Eine Schülerin lehnte an einem Spind, ihre Beine um einen jungen Mann geschlungen, während sie sich leidenschaftlich küssten. Seine Hände umgriffen ihren Hintern, während er sich zur Schau aller vorbeieilenden Schüler an ihr rieb. Diese Szene war für eine Bildungseinrichtung so unangemessen, dass Rektorin Jameson vor Wut und Verlegenheit rot anlief.

Trotz ihrer Wut näherte sich Rektorin Jameson ihnen gelassen und klopfte leicht an den Spind neben ihnen, um ihre Aufmerksamkeit zu erlangen.

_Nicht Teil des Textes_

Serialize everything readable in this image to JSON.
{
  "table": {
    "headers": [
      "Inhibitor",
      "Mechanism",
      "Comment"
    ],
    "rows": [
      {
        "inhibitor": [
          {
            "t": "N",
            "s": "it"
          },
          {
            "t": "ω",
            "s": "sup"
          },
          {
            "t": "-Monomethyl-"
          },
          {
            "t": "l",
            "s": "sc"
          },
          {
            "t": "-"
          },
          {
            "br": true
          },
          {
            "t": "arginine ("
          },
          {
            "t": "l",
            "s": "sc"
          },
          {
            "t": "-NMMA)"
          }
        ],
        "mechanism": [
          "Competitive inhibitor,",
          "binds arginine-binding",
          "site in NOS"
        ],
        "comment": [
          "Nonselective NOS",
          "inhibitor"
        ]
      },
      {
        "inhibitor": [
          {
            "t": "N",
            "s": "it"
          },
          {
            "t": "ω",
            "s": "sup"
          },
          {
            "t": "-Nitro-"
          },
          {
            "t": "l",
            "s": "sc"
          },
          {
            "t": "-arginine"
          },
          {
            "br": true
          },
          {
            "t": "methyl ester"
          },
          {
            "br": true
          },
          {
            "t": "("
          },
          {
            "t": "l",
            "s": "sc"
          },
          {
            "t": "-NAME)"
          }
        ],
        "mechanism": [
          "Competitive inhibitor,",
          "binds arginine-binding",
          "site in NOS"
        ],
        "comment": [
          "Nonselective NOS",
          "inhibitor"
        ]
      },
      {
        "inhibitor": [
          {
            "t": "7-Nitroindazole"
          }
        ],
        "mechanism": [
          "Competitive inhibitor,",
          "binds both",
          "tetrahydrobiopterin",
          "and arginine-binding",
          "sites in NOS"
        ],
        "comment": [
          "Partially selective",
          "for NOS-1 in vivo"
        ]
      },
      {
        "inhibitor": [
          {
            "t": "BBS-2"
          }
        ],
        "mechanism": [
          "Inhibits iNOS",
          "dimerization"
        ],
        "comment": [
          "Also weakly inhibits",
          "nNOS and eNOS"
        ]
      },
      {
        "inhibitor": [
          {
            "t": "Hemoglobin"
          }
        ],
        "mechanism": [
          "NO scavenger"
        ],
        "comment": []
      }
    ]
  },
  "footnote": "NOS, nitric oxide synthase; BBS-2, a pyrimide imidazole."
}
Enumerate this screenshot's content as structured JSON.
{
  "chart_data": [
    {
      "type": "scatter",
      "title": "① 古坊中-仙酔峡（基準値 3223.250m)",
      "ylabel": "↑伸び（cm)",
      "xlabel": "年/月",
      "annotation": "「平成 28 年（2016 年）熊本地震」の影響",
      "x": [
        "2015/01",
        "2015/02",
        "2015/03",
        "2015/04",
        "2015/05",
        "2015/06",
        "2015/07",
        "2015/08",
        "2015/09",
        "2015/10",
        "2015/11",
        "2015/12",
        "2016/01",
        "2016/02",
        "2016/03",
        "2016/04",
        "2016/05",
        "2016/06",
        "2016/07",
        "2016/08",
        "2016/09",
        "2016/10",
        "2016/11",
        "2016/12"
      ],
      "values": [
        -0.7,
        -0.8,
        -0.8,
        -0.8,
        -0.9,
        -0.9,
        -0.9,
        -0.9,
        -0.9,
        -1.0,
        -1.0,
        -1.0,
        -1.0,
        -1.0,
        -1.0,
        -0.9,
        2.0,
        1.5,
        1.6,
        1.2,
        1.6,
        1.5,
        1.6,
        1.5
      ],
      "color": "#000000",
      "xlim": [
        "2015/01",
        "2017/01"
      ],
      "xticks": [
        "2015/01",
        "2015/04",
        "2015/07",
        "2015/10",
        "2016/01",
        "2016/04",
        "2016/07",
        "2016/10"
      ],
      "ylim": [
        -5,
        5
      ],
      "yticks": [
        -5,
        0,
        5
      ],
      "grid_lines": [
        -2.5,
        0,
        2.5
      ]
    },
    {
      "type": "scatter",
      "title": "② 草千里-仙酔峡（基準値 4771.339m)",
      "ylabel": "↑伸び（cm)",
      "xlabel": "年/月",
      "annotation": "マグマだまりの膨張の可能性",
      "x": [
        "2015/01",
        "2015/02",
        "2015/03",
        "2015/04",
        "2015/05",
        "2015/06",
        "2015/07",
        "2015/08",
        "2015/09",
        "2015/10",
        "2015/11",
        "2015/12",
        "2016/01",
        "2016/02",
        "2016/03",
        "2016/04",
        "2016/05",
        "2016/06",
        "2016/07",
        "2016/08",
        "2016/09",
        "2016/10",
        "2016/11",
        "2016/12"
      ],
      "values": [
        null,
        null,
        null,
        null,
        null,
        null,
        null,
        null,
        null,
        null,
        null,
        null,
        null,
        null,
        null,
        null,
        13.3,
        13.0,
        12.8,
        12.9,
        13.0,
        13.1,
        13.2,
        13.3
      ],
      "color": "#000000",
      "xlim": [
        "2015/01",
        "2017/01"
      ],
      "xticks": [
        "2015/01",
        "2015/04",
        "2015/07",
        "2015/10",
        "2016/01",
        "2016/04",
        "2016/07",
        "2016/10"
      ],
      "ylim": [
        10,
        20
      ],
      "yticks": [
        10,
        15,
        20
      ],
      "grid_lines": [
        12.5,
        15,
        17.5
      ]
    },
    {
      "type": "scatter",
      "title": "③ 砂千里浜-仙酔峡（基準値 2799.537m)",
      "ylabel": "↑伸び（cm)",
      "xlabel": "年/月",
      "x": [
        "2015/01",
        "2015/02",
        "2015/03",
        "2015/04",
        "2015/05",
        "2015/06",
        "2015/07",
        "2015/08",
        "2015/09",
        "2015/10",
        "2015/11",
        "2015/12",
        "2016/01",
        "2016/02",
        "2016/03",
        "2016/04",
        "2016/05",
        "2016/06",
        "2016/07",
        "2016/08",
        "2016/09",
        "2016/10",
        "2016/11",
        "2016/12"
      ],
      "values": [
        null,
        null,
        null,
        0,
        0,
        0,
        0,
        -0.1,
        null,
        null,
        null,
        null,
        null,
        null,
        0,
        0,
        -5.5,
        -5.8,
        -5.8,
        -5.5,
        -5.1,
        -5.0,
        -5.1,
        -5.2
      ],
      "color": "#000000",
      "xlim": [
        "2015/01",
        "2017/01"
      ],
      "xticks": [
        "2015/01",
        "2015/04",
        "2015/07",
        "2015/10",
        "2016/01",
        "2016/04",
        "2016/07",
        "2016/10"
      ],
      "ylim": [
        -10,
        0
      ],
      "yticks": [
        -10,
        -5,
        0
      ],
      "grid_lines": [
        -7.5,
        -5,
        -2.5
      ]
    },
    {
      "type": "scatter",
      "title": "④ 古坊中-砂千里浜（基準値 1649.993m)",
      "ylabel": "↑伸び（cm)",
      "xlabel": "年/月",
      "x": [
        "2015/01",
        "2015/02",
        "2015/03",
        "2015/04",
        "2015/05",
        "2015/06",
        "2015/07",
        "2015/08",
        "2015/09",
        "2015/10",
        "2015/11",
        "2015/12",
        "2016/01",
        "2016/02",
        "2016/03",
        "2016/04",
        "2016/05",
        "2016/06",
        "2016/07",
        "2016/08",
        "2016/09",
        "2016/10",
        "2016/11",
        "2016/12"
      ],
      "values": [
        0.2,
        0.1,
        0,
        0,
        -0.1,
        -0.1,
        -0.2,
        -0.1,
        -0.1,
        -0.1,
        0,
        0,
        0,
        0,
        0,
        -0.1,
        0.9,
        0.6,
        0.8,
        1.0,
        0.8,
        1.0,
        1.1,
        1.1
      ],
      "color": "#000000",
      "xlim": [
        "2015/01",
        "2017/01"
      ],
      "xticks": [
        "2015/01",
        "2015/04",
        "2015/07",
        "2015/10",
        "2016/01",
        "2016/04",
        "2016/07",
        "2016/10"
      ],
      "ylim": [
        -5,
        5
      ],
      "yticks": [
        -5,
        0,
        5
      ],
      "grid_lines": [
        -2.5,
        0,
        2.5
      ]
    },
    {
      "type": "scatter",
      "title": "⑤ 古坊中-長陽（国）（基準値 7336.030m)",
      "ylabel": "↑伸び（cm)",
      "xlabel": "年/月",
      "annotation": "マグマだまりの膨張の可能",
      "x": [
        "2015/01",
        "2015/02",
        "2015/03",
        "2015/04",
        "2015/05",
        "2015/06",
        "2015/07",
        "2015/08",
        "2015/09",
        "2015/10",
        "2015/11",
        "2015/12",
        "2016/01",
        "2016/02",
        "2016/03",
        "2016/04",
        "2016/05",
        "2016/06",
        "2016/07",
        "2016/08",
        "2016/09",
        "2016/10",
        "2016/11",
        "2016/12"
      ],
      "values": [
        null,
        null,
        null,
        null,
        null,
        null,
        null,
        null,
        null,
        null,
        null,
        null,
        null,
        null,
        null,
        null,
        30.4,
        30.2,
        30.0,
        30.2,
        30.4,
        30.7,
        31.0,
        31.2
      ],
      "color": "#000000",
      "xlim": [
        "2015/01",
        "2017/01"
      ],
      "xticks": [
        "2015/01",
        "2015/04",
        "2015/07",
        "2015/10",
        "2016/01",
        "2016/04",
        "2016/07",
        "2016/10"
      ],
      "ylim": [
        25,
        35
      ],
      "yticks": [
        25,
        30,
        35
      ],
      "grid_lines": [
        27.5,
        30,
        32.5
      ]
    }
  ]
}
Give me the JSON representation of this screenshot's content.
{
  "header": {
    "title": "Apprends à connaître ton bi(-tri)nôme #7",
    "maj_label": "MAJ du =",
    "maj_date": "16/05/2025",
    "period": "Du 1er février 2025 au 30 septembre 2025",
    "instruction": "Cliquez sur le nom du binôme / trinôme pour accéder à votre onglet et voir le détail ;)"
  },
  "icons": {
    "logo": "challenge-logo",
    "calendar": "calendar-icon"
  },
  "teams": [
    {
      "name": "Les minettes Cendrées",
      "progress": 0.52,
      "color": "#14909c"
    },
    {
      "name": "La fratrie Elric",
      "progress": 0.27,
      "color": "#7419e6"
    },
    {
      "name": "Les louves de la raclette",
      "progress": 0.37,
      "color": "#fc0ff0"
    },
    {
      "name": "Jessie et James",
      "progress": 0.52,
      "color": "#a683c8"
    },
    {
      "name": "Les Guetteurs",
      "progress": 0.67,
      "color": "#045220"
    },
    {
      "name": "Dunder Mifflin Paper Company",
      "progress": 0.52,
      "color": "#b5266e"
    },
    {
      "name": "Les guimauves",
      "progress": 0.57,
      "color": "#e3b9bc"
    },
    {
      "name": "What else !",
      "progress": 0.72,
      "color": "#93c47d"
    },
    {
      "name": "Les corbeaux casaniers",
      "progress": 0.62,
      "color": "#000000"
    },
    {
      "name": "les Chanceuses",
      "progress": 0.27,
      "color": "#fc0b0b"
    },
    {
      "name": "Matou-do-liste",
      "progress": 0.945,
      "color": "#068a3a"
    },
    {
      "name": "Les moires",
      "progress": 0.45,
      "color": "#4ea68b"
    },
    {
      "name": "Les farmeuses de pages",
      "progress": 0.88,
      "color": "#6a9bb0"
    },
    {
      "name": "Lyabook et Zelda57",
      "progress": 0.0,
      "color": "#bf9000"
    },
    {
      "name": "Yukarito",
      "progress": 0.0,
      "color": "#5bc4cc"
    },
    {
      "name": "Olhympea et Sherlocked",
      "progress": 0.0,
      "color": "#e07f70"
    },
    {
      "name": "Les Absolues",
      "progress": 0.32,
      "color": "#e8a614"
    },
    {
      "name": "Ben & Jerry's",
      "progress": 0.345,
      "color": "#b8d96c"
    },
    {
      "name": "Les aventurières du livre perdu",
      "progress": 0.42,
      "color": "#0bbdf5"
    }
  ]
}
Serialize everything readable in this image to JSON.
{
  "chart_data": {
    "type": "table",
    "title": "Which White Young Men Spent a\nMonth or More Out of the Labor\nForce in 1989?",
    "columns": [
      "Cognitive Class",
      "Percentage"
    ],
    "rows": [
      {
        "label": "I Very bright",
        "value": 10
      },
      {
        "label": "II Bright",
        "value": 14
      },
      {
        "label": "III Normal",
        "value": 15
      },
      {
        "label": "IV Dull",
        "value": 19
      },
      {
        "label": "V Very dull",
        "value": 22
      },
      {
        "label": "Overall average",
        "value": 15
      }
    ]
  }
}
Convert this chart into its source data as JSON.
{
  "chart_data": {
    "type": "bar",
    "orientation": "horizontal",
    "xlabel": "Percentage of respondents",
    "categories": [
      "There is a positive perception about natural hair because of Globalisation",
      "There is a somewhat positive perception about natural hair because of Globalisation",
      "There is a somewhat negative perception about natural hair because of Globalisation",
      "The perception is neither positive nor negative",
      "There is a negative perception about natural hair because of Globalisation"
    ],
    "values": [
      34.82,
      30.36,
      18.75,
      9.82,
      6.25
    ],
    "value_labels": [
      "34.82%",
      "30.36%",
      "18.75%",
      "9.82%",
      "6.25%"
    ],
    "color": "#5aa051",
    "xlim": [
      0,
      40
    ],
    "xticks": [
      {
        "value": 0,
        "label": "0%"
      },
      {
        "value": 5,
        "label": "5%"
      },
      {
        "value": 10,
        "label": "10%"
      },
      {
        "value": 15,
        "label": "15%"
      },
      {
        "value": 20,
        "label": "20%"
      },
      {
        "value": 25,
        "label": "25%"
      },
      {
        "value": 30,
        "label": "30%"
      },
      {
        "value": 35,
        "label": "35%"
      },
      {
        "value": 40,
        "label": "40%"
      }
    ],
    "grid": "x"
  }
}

Doch sie rührten sich nicht. Oder besser gesagt, sie taten so, als hätten sie sie nicht gehört – das Mädchen stöhnte nur lauter, beinahe absichtlich, als wolle es sie weiter herausfordern.

"Genug jetzt!" Rektorin Jameson schlug mit der Faust gegen den Spind, um die beiden auseinanderzubringen. Das Mädchen blickte als Erstes auf, das Gesicht voll gespielter Überraschung.

"Ich hatte keine Ahnung, dass Sie hier sind, Rektorin Jameson", log sie hinter ihren blitzend weißen Zähnen hervor, während sie nach Luft schnappte.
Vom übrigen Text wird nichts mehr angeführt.